Keduanya saling melumat dengan tidak sabar. Gairah yang membumbung tinggi seolah menerjang keduanya. Peter melepaskan ciuman, menarik tangan Andini ke toilet terdekat. Tidak peduli pada tempat yang sempit serta banyaknya orang, ia menghimpit Andini. Menarik rok dan menurunkan celana dalam. Jemarinya mengusap lembut kewanitaan Andini yang lembab, bergerak keluar masuk dengan bibir saling melumat.
"Woi, jangan ngewee di dalam!"
Suara gedoran pintu tidak diindahkan mereka. Peter membalikkan tubuh Andini menghadap dinding toilet, melepas celana dalamnya. Mengangkat satu kaki Andini, ia mencoba menyatukan tubuh mereka. Suara erangan terdengar dari tenggorokan Andini. Peter menggerakkan tubuhnya maju mundur, dengan tangan menangkup dada Andini. Suara ketukan datang silih berganti dan mereka tidak peduli.
Suasana terlalu panas, dengan hasrat yang meliar. Mereka bersetubuh tanpa tahu malu. Saling mencium, mencumbu, dengan panas yang menguar di setiap pori-pori.
**
Mayra mengusap wajah Dion yang pucat dengan kain bersih. Suaminya tertidur dengan bintik keringat keluar di dahi. Bukankah ruang rawat sangat dingin? Kenapa Dion justru keringatan? Punya penyakit apa Dion sebenarnya? Setelah pingsan di restoran, Mayra membawa suaminya ke rumah sakit untuk melakukan pemeriksaan. Dokter mengatakan harus cek darah dan ronsen. Ia menelepon ke rumah, menitipkan Cantika pada Damar.
"Kamu yakin bisa menjaga Dion sendirian, May?" tanya Damar dengan suara serak.
"Iya, Kek. Yakin. Tolong jaga Cantika di rumah."
"Pasti, kamu nggak usah kuatir. Rawat saja suamimu dengan baik."
Duduk di pinggiran ranjang, Mayra menggenggam tangan Dion. Ia menggosok-gosok telapaknya yang dingin. Mencoba memberikan kehangatan melalui sentuhannya. Ia teringat saat dirawat karena kecelakaan, Dion yang menjaganya. Laki-laki itu bersikap baik meski tidak saling mengenal. Awalnya ia pikir karena tanggung jawab belaka. Ternyata memang Dion sebaik itu.

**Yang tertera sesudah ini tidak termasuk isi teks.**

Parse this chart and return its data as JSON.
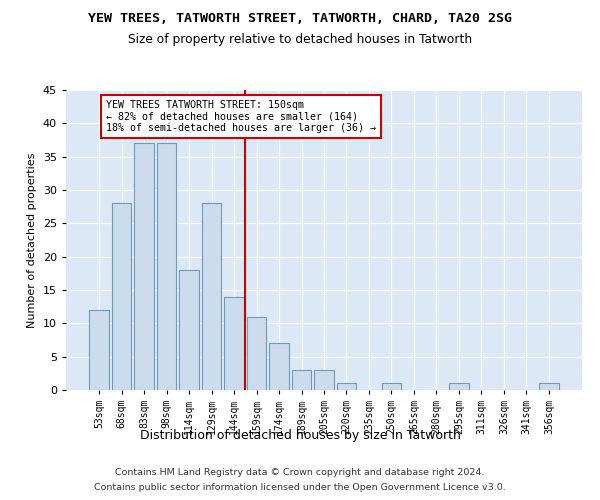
{
  "title1": "YEW TREES, TATWORTH STREET, TATWORTH, CHARD, TA20 2SG",
  "title2": "Size of property relative to detached houses in Tatworth",
  "xlabel": "Distribution of detached houses by size in Tatworth",
  "ylabel": "Number of detached properties",
  "categories": [
    "53sqm",
    "68sqm",
    "83sqm",
    "98sqm",
    "114sqm",
    "129sqm",
    "144sqm",
    "159sqm",
    "174sqm",
    "189sqm",
    "205sqm",
    "220sqm",
    "235sqm",
    "250sqm",
    "265sqm",
    "280sqm",
    "295sqm",
    "311sqm",
    "326sqm",
    "341sqm",
    "356sqm"
  ],
  "values": [
    12,
    28,
    37,
    37,
    18,
    28,
    14,
    11,
    7,
    3,
    3,
    1,
    0,
    1,
    0,
    0,
    1,
    0,
    0,
    0,
    1
  ],
  "bar_color": "#cddcec",
  "bar_edge_color": "#6a9cc0",
  "reference_line_label": "YEW TREES TATWORTH STREET: 150sqm",
  "annotation_line1": "← 82% of detached houses are smaller (164)",
  "annotation_line2": "18% of semi-detached houses are larger (36) →",
  "ylim": [
    0,
    45
  ],
  "yticks": [
    0,
    5,
    10,
    15,
    20,
    25,
    30,
    35,
    40,
    45
  ],
  "vline_color": "#cc0000",
  "annotation_box_color": "#cc0000",
  "bg_color": "#dce8f5",
  "footer1": "Contains HM Land Registry data © Crown copyright and database right 2024.",
  "footer2": "Contains public sector information licensed under the Open Government Licence v3.0."
}
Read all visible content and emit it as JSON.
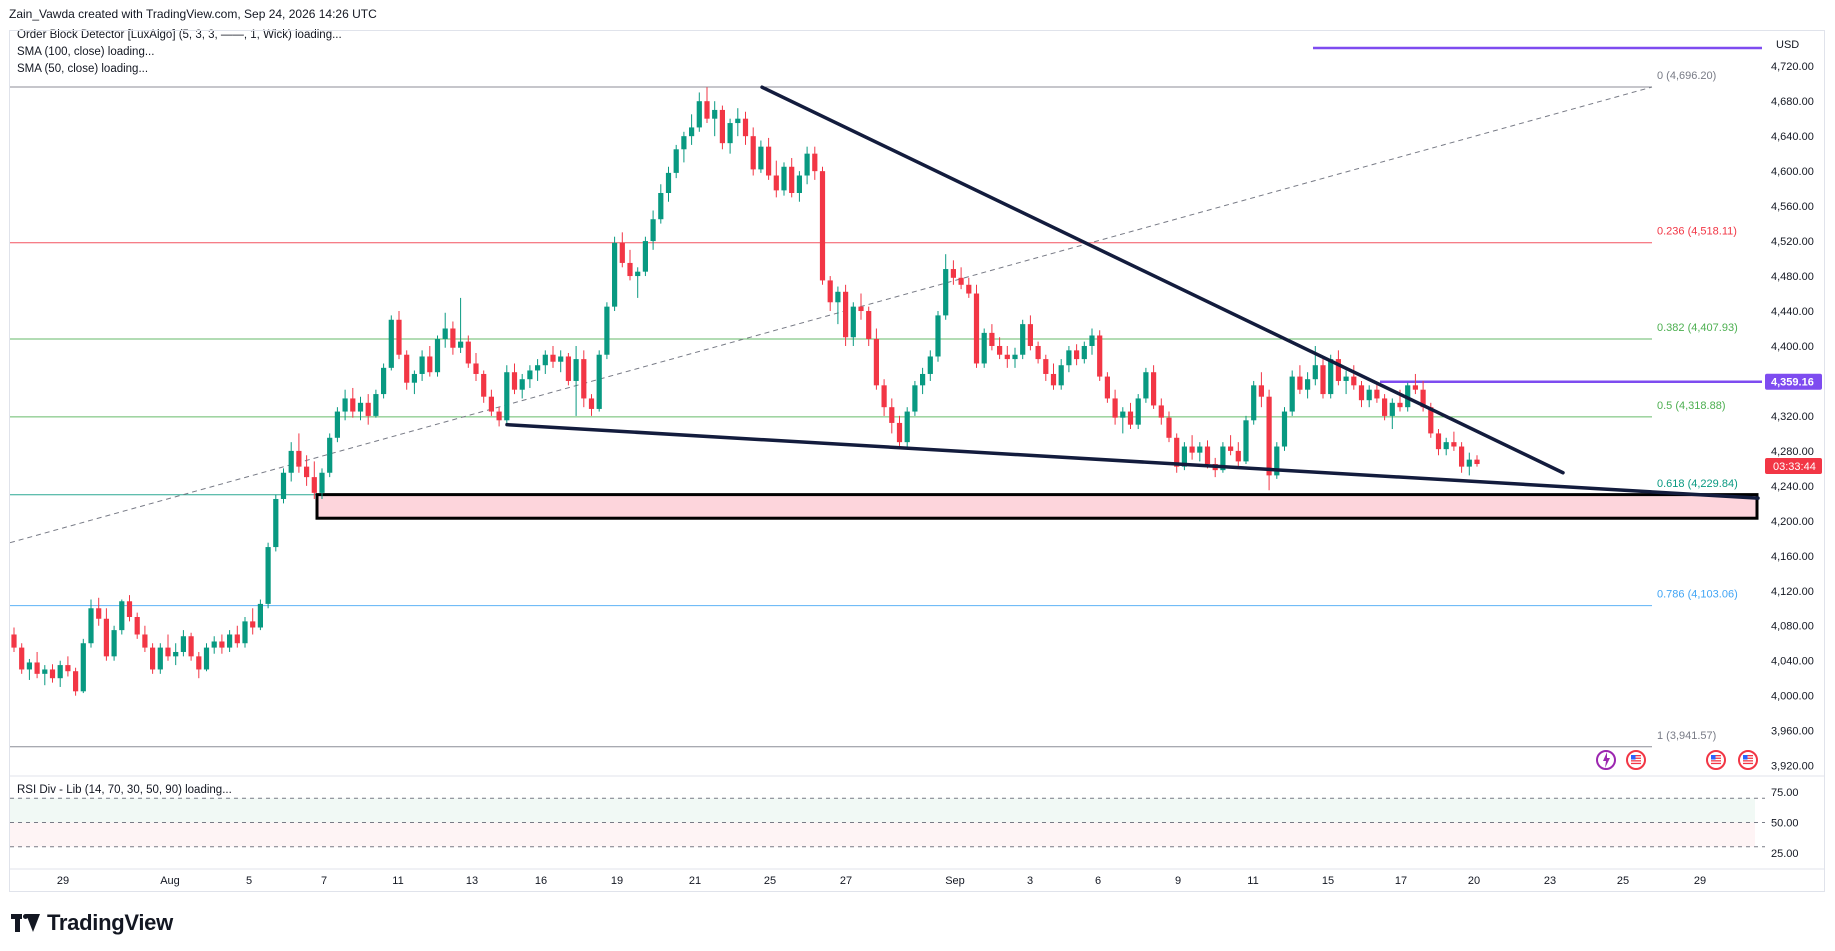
{
  "header": {
    "attribution": "Zain_Vawda created with TradingView.com, Sep 24, 2026 14:26 UTC"
  },
  "indicators": {
    "order_block": "Order Block Detector [LuxAlgo] (5, 3, 3, ——, 1, Wick) loading...",
    "sma100": "SMA (100, close) loading...",
    "sma50": "SMA (50, close) loading...",
    "rsi": "RSI Div - Lib (14, 70, 30, 50, 90) loading..."
  },
  "currency": "USD",
  "logo_text": "TradingView",
  "colors": {
    "up": "#089981",
    "down": "#f23645",
    "trendline": "#131c3d",
    "resistance": "#7e4cf0",
    "order_block_fill": "#fdd5dc",
    "fib_0_236": "#f23645",
    "fib_0_382": "#4caf50",
    "fib_0_5": "#4caf50",
    "fib_0_618": "#089981",
    "fib_0_786": "#42a5f5",
    "fib_edge": "#787b86"
  },
  "chart_data": {
    "type": "candlestick",
    "ylim": [
      3915,
      4750
    ],
    "y_ticks": [
      "4,720.00",
      "4,680.00",
      "4,640.00",
      "4,600.00",
      "4,560.00",
      "4,520.00",
      "4,480.00",
      "4,440.00",
      "4,400.00",
      "4,360.00",
      "4,320.00",
      "4,280.00",
      "4,240.00",
      "4,200.00",
      "4,160.00",
      "4,120.00",
      "4,080.00",
      "4,040.00",
      "4,000.00",
      "3,960.00",
      "3,920.00"
    ],
    "x_ticks": [
      "29",
      "Aug",
      "5",
      "7",
      "11",
      "13",
      "16",
      "19",
      "21",
      "25",
      "27",
      "Sep",
      "3",
      "6",
      "9",
      "11",
      "15",
      "17",
      "20",
      "23",
      "25",
      "29"
    ],
    "fib_levels": [
      {
        "level": "0",
        "label": "0 (4,696.20)",
        "value": 4696.2
      },
      {
        "level": "0.236",
        "label": "0.236 (4,518.11)",
        "value": 4518.11
      },
      {
        "level": "0.382",
        "label": "0.382 (4,407.93)",
        "value": 4407.93
      },
      {
        "level": "0.5",
        "label": "0.5 (4,318.88)",
        "value": 4318.88
      },
      {
        "level": "0.618",
        "label": "0.618 (4,229.84)",
        "value": 4229.84
      },
      {
        "level": "0.786",
        "label": "0.786 (4,103.06)",
        "value": 4103.06
      },
      {
        "level": "1",
        "label": "1 (3,941.57)",
        "value": 3941.57
      }
    ],
    "price_marker": {
      "value": 4359.16,
      "label": "4,359.16"
    },
    "countdown": "03:33:44",
    "order_block": {
      "top": 4230,
      "bottom": 4203
    },
    "rsi": {
      "ticks": [
        "75.00",
        "50.00",
        "25.00"
      ],
      "levels": [
        70,
        50,
        30
      ],
      "ylim": [
        15,
        85
      ]
    },
    "candles_ohlc": [
      [
        4070,
        4078,
        4050,
        4055
      ],
      [
        4055,
        4060,
        4025,
        4030
      ],
      [
        4030,
        4042,
        4018,
        4038
      ],
      [
        4038,
        4050,
        4020,
        4025
      ],
      [
        4025,
        4035,
        4012,
        4030
      ],
      [
        4030,
        4036,
        4015,
        4020
      ],
      [
        4020,
        4040,
        4010,
        4035
      ],
      [
        4035,
        4045,
        4022,
        4028
      ],
      [
        4028,
        4032,
        4000,
        4005
      ],
      [
        4005,
        4065,
        4003,
        4060
      ],
      [
        4060,
        4110,
        4055,
        4100
      ],
      [
        4100,
        4112,
        4080,
        4088
      ],
      [
        4088,
        4100,
        4040,
        4045
      ],
      [
        4045,
        4080,
        4040,
        4075
      ],
      [
        4075,
        4110,
        4070,
        4108
      ],
      [
        4108,
        4115,
        4085,
        4090
      ],
      [
        4090,
        4095,
        4065,
        4070
      ],
      [
        4070,
        4080,
        4050,
        4055
      ],
      [
        4055,
        4060,
        4025,
        4030
      ],
      [
        4030,
        4060,
        4025,
        4055
      ],
      [
        4055,
        4070,
        4040,
        4045
      ],
      [
        4045,
        4060,
        4035,
        4050
      ],
      [
        4050,
        4075,
        4045,
        4068
      ],
      [
        4068,
        4072,
        4040,
        4045
      ],
      [
        4045,
        4050,
        4020,
        4030
      ],
      [
        4030,
        4060,
        4028,
        4055
      ],
      [
        4055,
        4068,
        4048,
        4062
      ],
      [
        4062,
        4070,
        4048,
        4055
      ],
      [
        4055,
        4075,
        4050,
        4070
      ],
      [
        4070,
        4080,
        4055,
        4060
      ],
      [
        4060,
        4090,
        4055,
        4085
      ],
      [
        4085,
        4100,
        4070,
        4078
      ],
      [
        4078,
        4110,
        4075,
        4105
      ],
      [
        4105,
        4175,
        4100,
        4170
      ],
      [
        4170,
        4230,
        4165,
        4225
      ],
      [
        4225,
        4260,
        4220,
        4255
      ],
      [
        4255,
        4290,
        4245,
        4280
      ],
      [
        4280,
        4300,
        4255,
        4262
      ],
      [
        4262,
        4275,
        4240,
        4250
      ],
      [
        4250,
        4268,
        4225,
        4232
      ],
      [
        4232,
        4260,
        4225,
        4255
      ],
      [
        4255,
        4300,
        4250,
        4295
      ],
      [
        4295,
        4330,
        4290,
        4325
      ],
      [
        4325,
        4350,
        4315,
        4340
      ],
      [
        4340,
        4352,
        4318,
        4325
      ],
      [
        4325,
        4342,
        4315,
        4335
      ],
      [
        4335,
        4345,
        4310,
        4320
      ],
      [
        4320,
        4350,
        4318,
        4345
      ],
      [
        4345,
        4380,
        4340,
        4375
      ],
      [
        4375,
        4435,
        4372,
        4430
      ],
      [
        4430,
        4440,
        4385,
        4390
      ],
      [
        4390,
        4395,
        4350,
        4358
      ],
      [
        4358,
        4372,
        4345,
        4368
      ],
      [
        4368,
        4395,
        4360,
        4388
      ],
      [
        4388,
        4400,
        4365,
        4370
      ],
      [
        4370,
        4412,
        4365,
        4408
      ],
      [
        4408,
        4438,
        4398,
        4420
      ],
      [
        4420,
        4428,
        4390,
        4398
      ],
      [
        4398,
        4455,
        4392,
        4405
      ],
      [
        4405,
        4412,
        4375,
        4380
      ],
      [
        4380,
        4392,
        4360,
        4368
      ],
      [
        4368,
        4372,
        4335,
        4342
      ],
      [
        4342,
        4350,
        4320,
        4325
      ],
      [
        4325,
        4330,
        4308,
        4315
      ],
      [
        4315,
        4378,
        4312,
        4370
      ],
      [
        4370,
        4380,
        4345,
        4350
      ],
      [
        4350,
        4368,
        4340,
        4362
      ],
      [
        4362,
        4378,
        4352,
        4372
      ],
      [
        4372,
        4385,
        4360,
        4378
      ],
      [
        4378,
        4395,
        4368,
        4390
      ],
      [
        4390,
        4400,
        4375,
        4382
      ],
      [
        4382,
        4395,
        4370,
        4388
      ],
      [
        4388,
        4392,
        4355,
        4360
      ],
      [
        4360,
        4400,
        4320,
        4385
      ],
      [
        4385,
        4395,
        4330,
        4340
      ],
      [
        4340,
        4345,
        4320,
        4328
      ],
      [
        4328,
        4395,
        4325,
        4390
      ],
      [
        4390,
        4450,
        4385,
        4445
      ],
      [
        4445,
        4525,
        4440,
        4518
      ],
      [
        4518,
        4530,
        4490,
        4495
      ],
      [
        4495,
        4510,
        4475,
        4480
      ],
      [
        4480,
        4490,
        4455,
        4485
      ],
      [
        4485,
        4525,
        4480,
        4520
      ],
      [
        4520,
        4555,
        4510,
        4545
      ],
      [
        4545,
        4585,
        4540,
        4575
      ],
      [
        4575,
        4605,
        4565,
        4598
      ],
      [
        4598,
        4630,
        4592,
        4625
      ],
      [
        4625,
        4645,
        4610,
        4640
      ],
      [
        4640,
        4665,
        4630,
        4650
      ],
      [
        4650,
        4690,
        4645,
        4680
      ],
      [
        4680,
        4696,
        4655,
        4660
      ],
      [
        4660,
        4680,
        4640,
        4670
      ],
      [
        4670,
        4675,
        4625,
        4632
      ],
      [
        4632,
        4660,
        4620,
        4655
      ],
      [
        4655,
        4672,
        4640,
        4660
      ],
      [
        4660,
        4668,
        4630,
        4640
      ],
      [
        4640,
        4650,
        4595,
        4602
      ],
      [
        4602,
        4635,
        4598,
        4628
      ],
      [
        4628,
        4638,
        4590,
        4595
      ],
      [
        4595,
        4612,
        4570,
        4578
      ],
      [
        4578,
        4610,
        4572,
        4605
      ],
      [
        4605,
        4615,
        4570,
        4575
      ],
      [
        4575,
        4600,
        4565,
        4595
      ],
      [
        4595,
        4628,
        4585,
        4620
      ],
      [
        4620,
        4628,
        4590,
        4600
      ],
      [
        4600,
        4605,
        4470,
        4475
      ],
      [
        4475,
        4480,
        4440,
        4450
      ],
      [
        4450,
        4468,
        4425,
        4462
      ],
      [
        4462,
        4470,
        4400,
        4410
      ],
      [
        4410,
        4450,
        4400,
        4445
      ],
      [
        4445,
        4460,
        4430,
        4440
      ],
      [
        4440,
        4445,
        4400,
        4408
      ],
      [
        4408,
        4420,
        4350,
        4355
      ],
      [
        4355,
        4362,
        4320,
        4330
      ],
      [
        4330,
        4340,
        4300,
        4312
      ],
      [
        4312,
        4320,
        4285,
        4290
      ],
      [
        4290,
        4330,
        4285,
        4325
      ],
      [
        4325,
        4360,
        4320,
        4355
      ],
      [
        4355,
        4375,
        4345,
        4368
      ],
      [
        4368,
        4395,
        4360,
        4388
      ],
      [
        4388,
        4440,
        4382,
        4435
      ],
      [
        4435,
        4505,
        4430,
        4488
      ],
      [
        4488,
        4498,
        4470,
        4478
      ],
      [
        4478,
        4490,
        4465,
        4470
      ],
      [
        4470,
        4478,
        4455,
        4460
      ],
      [
        4460,
        4470,
        4375,
        4380
      ],
      [
        4380,
        4420,
        4375,
        4415
      ],
      [
        4415,
        4425,
        4395,
        4400
      ],
      [
        4400,
        4410,
        4385,
        4390
      ],
      [
        4390,
        4400,
        4375,
        4385
      ],
      [
        4385,
        4398,
        4375,
        4390
      ],
      [
        4390,
        4430,
        4385,
        4425
      ],
      [
        4425,
        4435,
        4395,
        4400
      ],
      [
        4400,
        4405,
        4380,
        4385
      ],
      [
        4385,
        4390,
        4360,
        4368
      ],
      [
        4368,
        4380,
        4350,
        4355
      ],
      [
        4355,
        4385,
        4350,
        4378
      ],
      [
        4378,
        4400,
        4370,
        4395
      ],
      [
        4395,
        4402,
        4378,
        4385
      ],
      [
        4385,
        4405,
        4380,
        4400
      ],
      [
        4400,
        4420,
        4390,
        4412
      ],
      [
        4412,
        4418,
        4360,
        4365
      ],
      [
        4365,
        4370,
        4335,
        4340
      ],
      [
        4340,
        4350,
        4310,
        4318
      ],
      [
        4318,
        4330,
        4300,
        4325
      ],
      [
        4325,
        4335,
        4305,
        4310
      ],
      [
        4310,
        4345,
        4305,
        4340
      ],
      [
        4340,
        4375,
        4335,
        4370
      ],
      [
        4370,
        4378,
        4328,
        4332
      ],
      [
        4332,
        4340,
        4310,
        4318
      ],
      [
        4318,
        4325,
        4290,
        4295
      ],
      [
        4295,
        4300,
        4255,
        4262
      ],
      [
        4262,
        4290,
        4258,
        4285
      ],
      [
        4285,
        4298,
        4270,
        4278
      ],
      [
        4278,
        4290,
        4268,
        4285
      ],
      [
        4285,
        4292,
        4260,
        4265
      ],
      [
        4265,
        4272,
        4250,
        4258
      ],
      [
        4258,
        4290,
        4255,
        4285
      ],
      [
        4285,
        4298,
        4275,
        4280
      ],
      [
        4280,
        4290,
        4262,
        4268
      ],
      [
        4268,
        4320,
        4265,
        4315
      ],
      [
        4315,
        4360,
        4310,
        4355
      ],
      [
        4355,
        4370,
        4330,
        4342
      ],
      [
        4342,
        4350,
        4235,
        4252
      ],
      [
        4252,
        4290,
        4248,
        4285
      ],
      [
        4285,
        4330,
        4280,
        4325
      ],
      [
        4325,
        4372,
        4320,
        4365
      ],
      [
        4365,
        4378,
        4345,
        4350
      ],
      [
        4350,
        4370,
        4340,
        4362
      ],
      [
        4362,
        4400,
        4355,
        4378
      ],
      [
        4378,
        4385,
        4340,
        4345
      ],
      [
        4345,
        4390,
        4340,
        4385
      ],
      [
        4385,
        4395,
        4355,
        4360
      ],
      [
        4360,
        4372,
        4345,
        4365
      ],
      [
        4365,
        4378,
        4350,
        4355
      ],
      [
        4355,
        4360,
        4330,
        4338
      ],
      [
        4338,
        4355,
        4330,
        4350
      ],
      [
        4350,
        4358,
        4335,
        4340
      ],
      [
        4340,
        4345,
        4315,
        4320
      ],
      [
        4320,
        4340,
        4305,
        4335
      ],
      [
        4335,
        4350,
        4325,
        4330
      ],
      [
        4330,
        4358,
        4325,
        4355
      ],
      [
        4355,
        4368,
        4345,
        4350
      ],
      [
        4350,
        4360,
        4325,
        4330
      ],
      [
        4330,
        4335,
        4295,
        4300
      ],
      [
        4300,
        4305,
        4275,
        4282
      ],
      [
        4282,
        4295,
        4275,
        4290
      ],
      [
        4290,
        4302,
        4280,
        4285
      ],
      [
        4285,
        4290,
        4255,
        4262
      ],
      [
        4262,
        4278,
        4252,
        4270
      ],
      [
        4270,
        4275,
        4262,
        4265
      ]
    ]
  }
}
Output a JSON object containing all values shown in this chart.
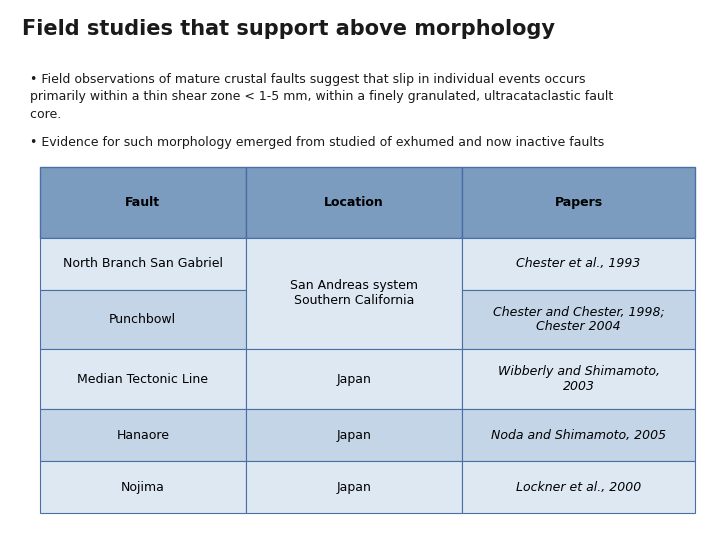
{
  "title": "Field studies that support above morphology",
  "bullet1_line1": "  • Field observations of mature crustal faults suggest that slip in individual events occurs",
  "bullet1_line2": "  primarily within a thin shear zone < 1-5 mm, within a finely granulated, ultracataclastic fault",
  "bullet1_line3": "  core.",
  "bullet2": "  • Evidence for such morphology emerged from studied of exhumed and now inactive faults",
  "header_color": "#7b9cbf",
  "row_color_light": "#c5d5e8",
  "row_color_white": "#dde8f3",
  "border_color": "#4a6fa5",
  "text_color_dark": "#1a1a1a",
  "header_labels": [
    "Fault",
    "Location",
    "Papers"
  ],
  "background_color": "#ffffff",
  "title_fontsize": 15,
  "body_fontsize": 9,
  "table_fontsize": 9
}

Dokter belum memanggil untuk membicarakan kondisi Dion. Mayra menunggu dengan was-was. Ia berdoa semoga tidak ada yang serius dengan kondisi suaminya. Ia sangat menyesali diri, kurang tanggap dalam memperhatikan Dion. Bukankah sebagai istri, ia harusnya lebih aktif bertanya? Lebih rajin memperhatikan? Sebagai istri, Mayra merasa dirinya tidak berguna.
KAMU SEDANG MEMBACA
Retak
RomanceKisah Mayra yang jatuh bangun membangun hidup setelah bercerai dari suaminya yang berselingkuh. Ia kehilangan hak waris anak, menuai cacian, dan juga rasa permusuhan dari mantan mertua dan juga teman-temannya, karena dianggap tidak mampu menjaga rum...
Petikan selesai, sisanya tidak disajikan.